Communicate new values clearly

Employees don’t want to feel as if the goalposts are constantly being moved on them. Beyond retiring a past value, it’s important to make the process of setting a new value as transparent as possible.

Holloway admitted she feels lucky that Reddit CEO Steve Huffman is so invested.

“He’s a huge champion in ensuring that they remain a tool and guiding light for us,” she said.

And when a new value is implemented, he’ll hold 1:1 meetings on the topic so that any employee with questions is free to question or challenge his reasoning. Feedback is solicited at every level of the organization – this not only helps with wide-spread adoption but also gets employees invested in the change.

“The point is that it’s a fun process,” she said. “It’s identifying the current behavioral challenge, the way in which you want to interact and the way you want to communicate with your team and what you actually think is most important.”

Changing Values Is Easier Than You Think

While changing values can seem daunting, with clear communication and buy-in from company leadership, it’s a way to make values much more timely and applicable to the entire company.

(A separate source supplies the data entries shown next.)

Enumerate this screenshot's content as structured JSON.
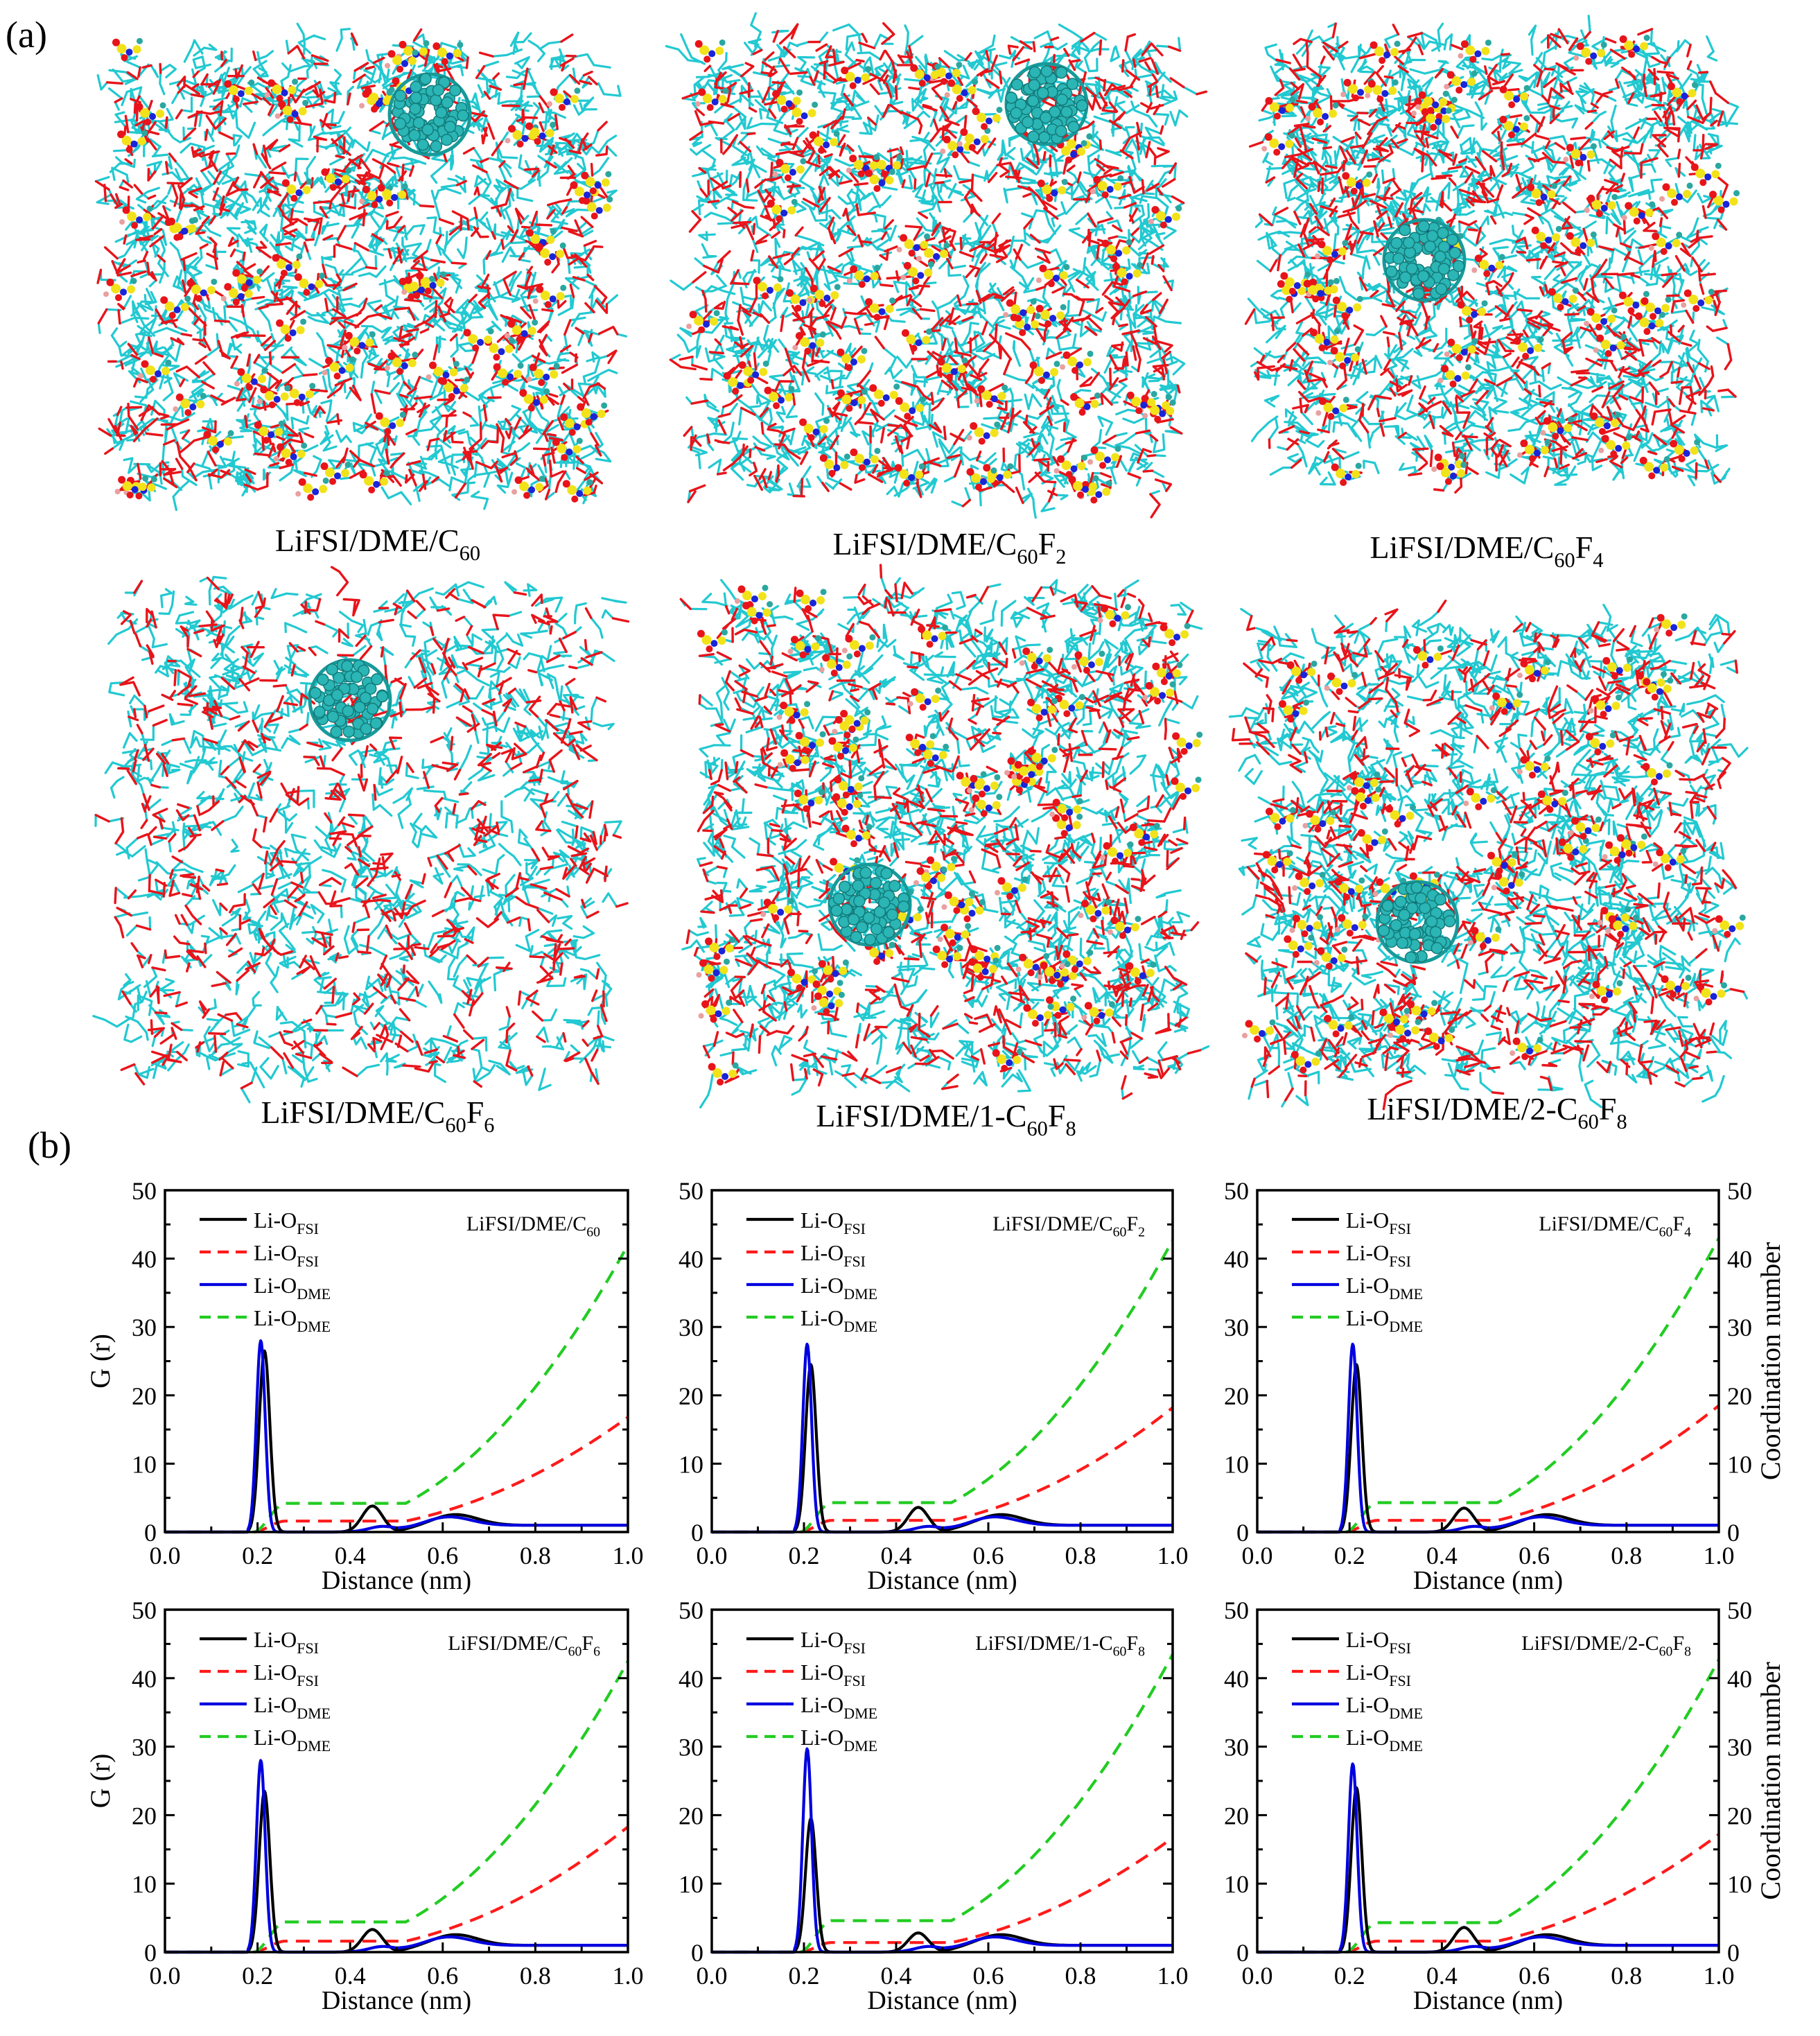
{
  "panel_labels": {
    "a": "(a)",
    "b": "(b)"
  },
  "snapshot_labels": [
    {
      "pre": "LiFSI/DME/",
      "parts": [
        [
          "C",
          ""
        ],
        [
          "60",
          "sub"
        ]
      ]
    },
    {
      "pre": "LiFSI/DME/",
      "parts": [
        [
          "C",
          ""
        ],
        [
          "60",
          "sub"
        ],
        [
          "F",
          ""
        ],
        [
          "2",
          "sub"
        ]
      ]
    },
    {
      "pre": "LiFSI/DME/",
      "parts": [
        [
          "C",
          ""
        ],
        [
          "60",
          "sub"
        ],
        [
          "F",
          ""
        ],
        [
          "4",
          "sub"
        ]
      ]
    },
    {
      "pre": "LiFSI/DME/",
      "parts": [
        [
          "C",
          ""
        ],
        [
          "60",
          "sub"
        ],
        [
          "F",
          ""
        ],
        [
          "6",
          "sub"
        ]
      ]
    },
    {
      "pre": "LiFSI/DME/1-",
      "parts": [
        [
          "C",
          ""
        ],
        [
          "60",
          "sub"
        ],
        [
          "F",
          ""
        ],
        [
          "8",
          "sub"
        ]
      ]
    },
    {
      "pre": "LiFSI/DME/2-",
      "parts": [
        [
          "C",
          ""
        ],
        [
          "60",
          "sub"
        ],
        [
          "F",
          ""
        ],
        [
          "8",
          "sub"
        ]
      ]
    }
  ],
  "snapshot_colors": {
    "solvent": "#22c9d1",
    "oxygen": "#e8141a",
    "sulfur": "#f2e21a",
    "nitrogen": "#1a24d8",
    "fluorine": "#2aa7a0",
    "fullerene": "#2bb5b5",
    "lithium": "#e8a0a0"
  },
  "axis_text": {
    "left_ylabel": "G (r)",
    "right_ylabel": "Coordination number",
    "xlabel": "Distance (nm)",
    "x_ticks": [
      "0.0",
      "0.2",
      "0.4",
      "0.6",
      "0.8",
      "1.0"
    ],
    "y_ticks": [
      "0",
      "10",
      "20",
      "30",
      "40",
      "50"
    ]
  },
  "legend": [
    {
      "base": "Li-O",
      "sub": "FSI",
      "color": "#000000",
      "dash": false
    },
    {
      "base": "Li-O",
      "sub": "FSI",
      "color": "#ff1a1a",
      "dash": true
    },
    {
      "base": "Li-O",
      "sub": "DME",
      "color": "#0000e0",
      "dash": false
    },
    {
      "base": "Li-O",
      "sub": "DME",
      "color": "#22cc22",
      "dash": true
    }
  ],
  "chart_data": [
    {
      "type": "line",
      "title_pre": "LiFSI/DME/",
      "title_parts": [
        [
          "C",
          ""
        ],
        [
          "60",
          "sub"
        ]
      ],
      "xlim": [
        0,
        1
      ],
      "ylim": [
        0,
        50
      ],
      "y2lim": [
        0,
        50
      ],
      "fsi_peak": 26.5,
      "dme_peak": 28.0,
      "cn_fsi_end": 16.8,
      "cn_dme_end": 42.0,
      "cn_fsi_plateau": 1.6,
      "cn_dme_plateau": 4.2,
      "fsi_second": 3.8
    },
    {
      "type": "line",
      "title_pre": "LiFSI/DME/",
      "title_parts": [
        [
          "C",
          ""
        ],
        [
          "60",
          "sub"
        ],
        [
          "F",
          ""
        ],
        [
          "2",
          "sub"
        ]
      ],
      "xlim": [
        0,
        1
      ],
      "ylim": [
        0,
        50
      ],
      "y2lim": [
        0,
        50
      ],
      "fsi_peak": 24.5,
      "dme_peak": 27.5,
      "cn_fsi_end": 18.2,
      "cn_dme_end": 42.7,
      "cn_fsi_plateau": 1.7,
      "cn_dme_plateau": 4.3,
      "fsi_second": 3.6
    },
    {
      "type": "line",
      "title_pre": "LiFSI/DME/",
      "title_parts": [
        [
          "C",
          ""
        ],
        [
          "60",
          "sub"
        ],
        [
          "F",
          ""
        ],
        [
          "4",
          "sub"
        ]
      ],
      "xlim": [
        0,
        1
      ],
      "ylim": [
        0,
        50
      ],
      "y2lim": [
        0,
        50
      ],
      "fsi_peak": 24.5,
      "dme_peak": 27.5,
      "cn_fsi_end": 18.5,
      "cn_dme_end": 43.0,
      "cn_fsi_plateau": 1.7,
      "cn_dme_plateau": 4.3,
      "fsi_second": 3.5
    },
    {
      "type": "line",
      "title_pre": "LiFSI/DME/",
      "title_parts": [
        [
          "C",
          ""
        ],
        [
          "60",
          "sub"
        ],
        [
          "F",
          ""
        ],
        [
          "6",
          "sub"
        ]
      ],
      "xlim": [
        0,
        1
      ],
      "ylim": [
        0,
        50
      ],
      "y2lim": [
        0,
        50
      ],
      "fsi_peak": 23.5,
      "dme_peak": 28.0,
      "cn_fsi_end": 18.3,
      "cn_dme_end": 42.5,
      "cn_fsi_plateau": 1.6,
      "cn_dme_plateau": 4.4,
      "fsi_second": 3.3
    },
    {
      "type": "line",
      "title_pre": "LiFSI/DME/1-",
      "title_parts": [
        [
          "C",
          ""
        ],
        [
          "60",
          "sub"
        ],
        [
          "F",
          ""
        ],
        [
          "8",
          "sub"
        ]
      ],
      "xlim": [
        0,
        1
      ],
      "ylim": [
        0,
        50
      ],
      "y2lim": [
        0,
        50
      ],
      "fsi_peak": 19.5,
      "dme_peak": 29.7,
      "cn_fsi_end": 16.7,
      "cn_dme_end": 43.5,
      "cn_fsi_plateau": 1.4,
      "cn_dme_plateau": 4.6,
      "fsi_second": 2.8
    },
    {
      "type": "line",
      "title_pre": "LiFSI/DME/2-",
      "title_parts": [
        [
          "C",
          ""
        ],
        [
          "60",
          "sub"
        ],
        [
          "F",
          ""
        ],
        [
          "8",
          "sub"
        ]
      ],
      "xlim": [
        0,
        1
      ],
      "ylim": [
        0,
        50
      ],
      "y2lim": [
        0,
        50
      ],
      "fsi_peak": 24.0,
      "dme_peak": 27.5,
      "cn_fsi_end": 17.2,
      "cn_dme_end": 42.7,
      "cn_fsi_plateau": 1.6,
      "cn_dme_plateau": 4.3,
      "fsi_second": 3.6
    }
  ]
}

It’s also worth remembering that every company has values, whether they are written down or not. The unspoken culture and collective behavior says a lot about a workplace – which is a good thing, because it means you have clear alignment on what matters. That’s why it’s so important to establish explicitly what those values really are. Narrowing values down and defining them helps everyone focus and guide each behavior more concisely.

And if you need to change your values, give yourself permission to do that if it’s what’s best for your organization.

“Don’t be scared to do it. It’s easier than you think,” Holloway said. “And if you do it well it’s incredibly effective.”